In a neonate, the ovary is typically 1 cm in diameter and weighs 250–350 mg. Commonly, the right ovary is slightly larger than the left ovary [1, 5]. From the neonatal period to the reproductive years, the ovary will ultimately increase its weight by 10 times. The ovary consists of 3 major portions—the outer cortex, the central medulla, and the ovarian hilum (Fig. 23.2) [1, 5]. The hilum is the point of attachment of the ovary to the mesovarium, the folds of peritoneum that tether the ovary to the body wall [1, 5]. The hilum contains blood vessels, nerves, and hilus cells. The hilar cells are the origin of certain types of ovarian tumors, such as Sertoli or Leydig cell tumors [5]. The outer cortex consists of the tunica albuginea, made up of cuboidal and germinal epithelium. The cortex of the ovary is responsible for follicle formation and is responsive to follicle stimulating hormone (FSH). The supporting network or stromal support tissues within the cortex have the ability to respond to luteinizing hormone (LH) or human chorionic gonadotropin (hCG). The central medulla is largely comprised of mesonephric cells without hormonally sensitive components [1, 5].

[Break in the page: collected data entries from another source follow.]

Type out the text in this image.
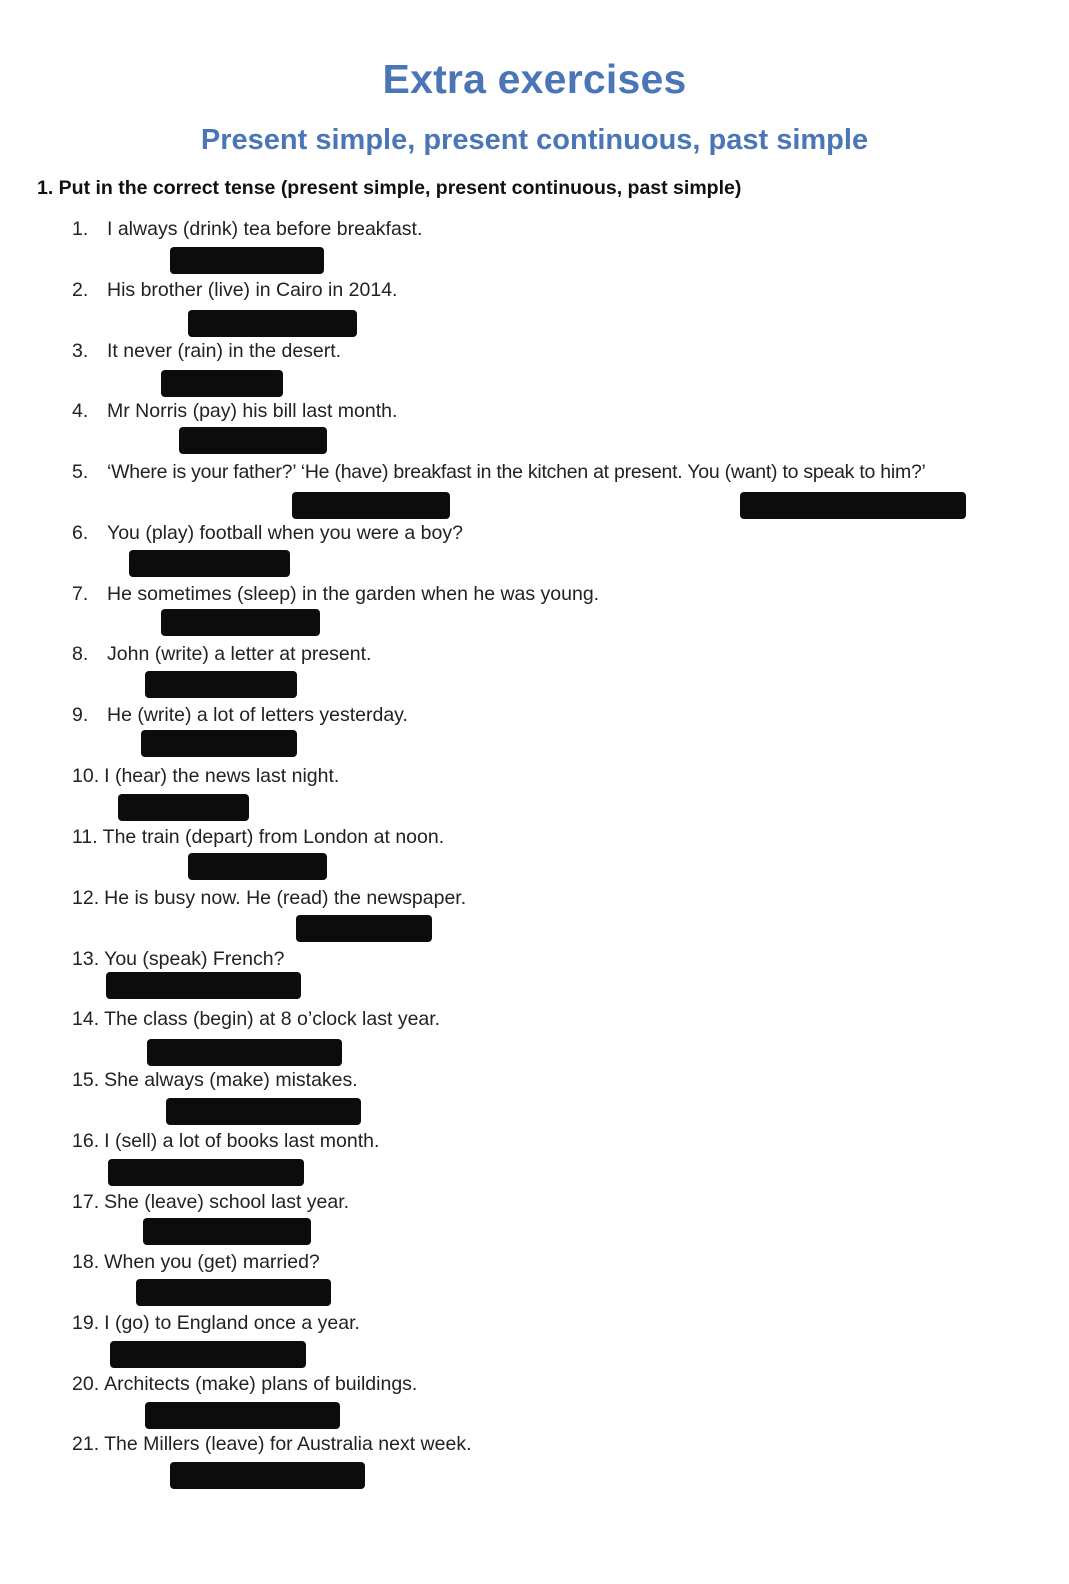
Extra exercises
Present simple, present continuous, past simple
1. Put in the correct tense (present simple, present continuous, past simple)
1. I always (drink) tea before breakfast.
2. His brother (live) in Cairo in 2014.
3. It never (rain) in the desert.
4. Mr Norris (pay) his bill last month.
5. ‘Where is your father?’ ‘He (have) breakfast in the kitchen at present. You (want) to speak to him?’
6. You (play) football when you were a boy?
7. He sometimes (sleep) in the garden when he was young.
8. John (write) a letter at present.
9. He (write) a lot of letters yesterday.
10. I (hear) the news last night.
11. The train (depart) from London at noon.
12. He is busy now. He (read) the newspaper.
13. You (speak) French?
14. The class (begin) at 8 o’clock last year.
15. She always (make) mistakes.
16. I (sell) a lot of books last month.
17. She (leave) school last year.
18. When you (get) married?
19. I (go) to England once a year.
20. Architects (make) plans of buildings.
21. The Millers (leave) for Australia next week.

The ovary has two main physiologic responsibilities: (1) the release of oocytes and (2) the production of steroid hormones [1]. Although Hippocrates, Soranus, and Galen all provided early descriptions of the ovary, it was not until the 1500s when Andreas Vesalius, a Professor of Surgery at the University of Padua, described ovarian follicles that we began to understand ovarian function [1, 3]. Ovarian function is a cyclical process driven by the hypothalamic-pituitary axis and is not static, but changes throughout a female’s life, from the time of fetal development to the postmenopausal years [1, 3].

At 18–20 weeks gestation, cells in ovarian cortex develop receptors which allow the ovary to respond to the pituitary hormones FSH and LH [1, 3]. At this time, the female fetus may develop transient ovarian cysts. The hormonal environment that allows formation and persistence of these cysts usually lasts into the neonatal period and for up to 6 months of neonatal life. A hormonal nadir is usually reached by 6 months of age and no later than 2 years of age and hormone levels do not rise again until 4–10 years of age, when hypothalamic-pituitary hormones are upregulated once again [3].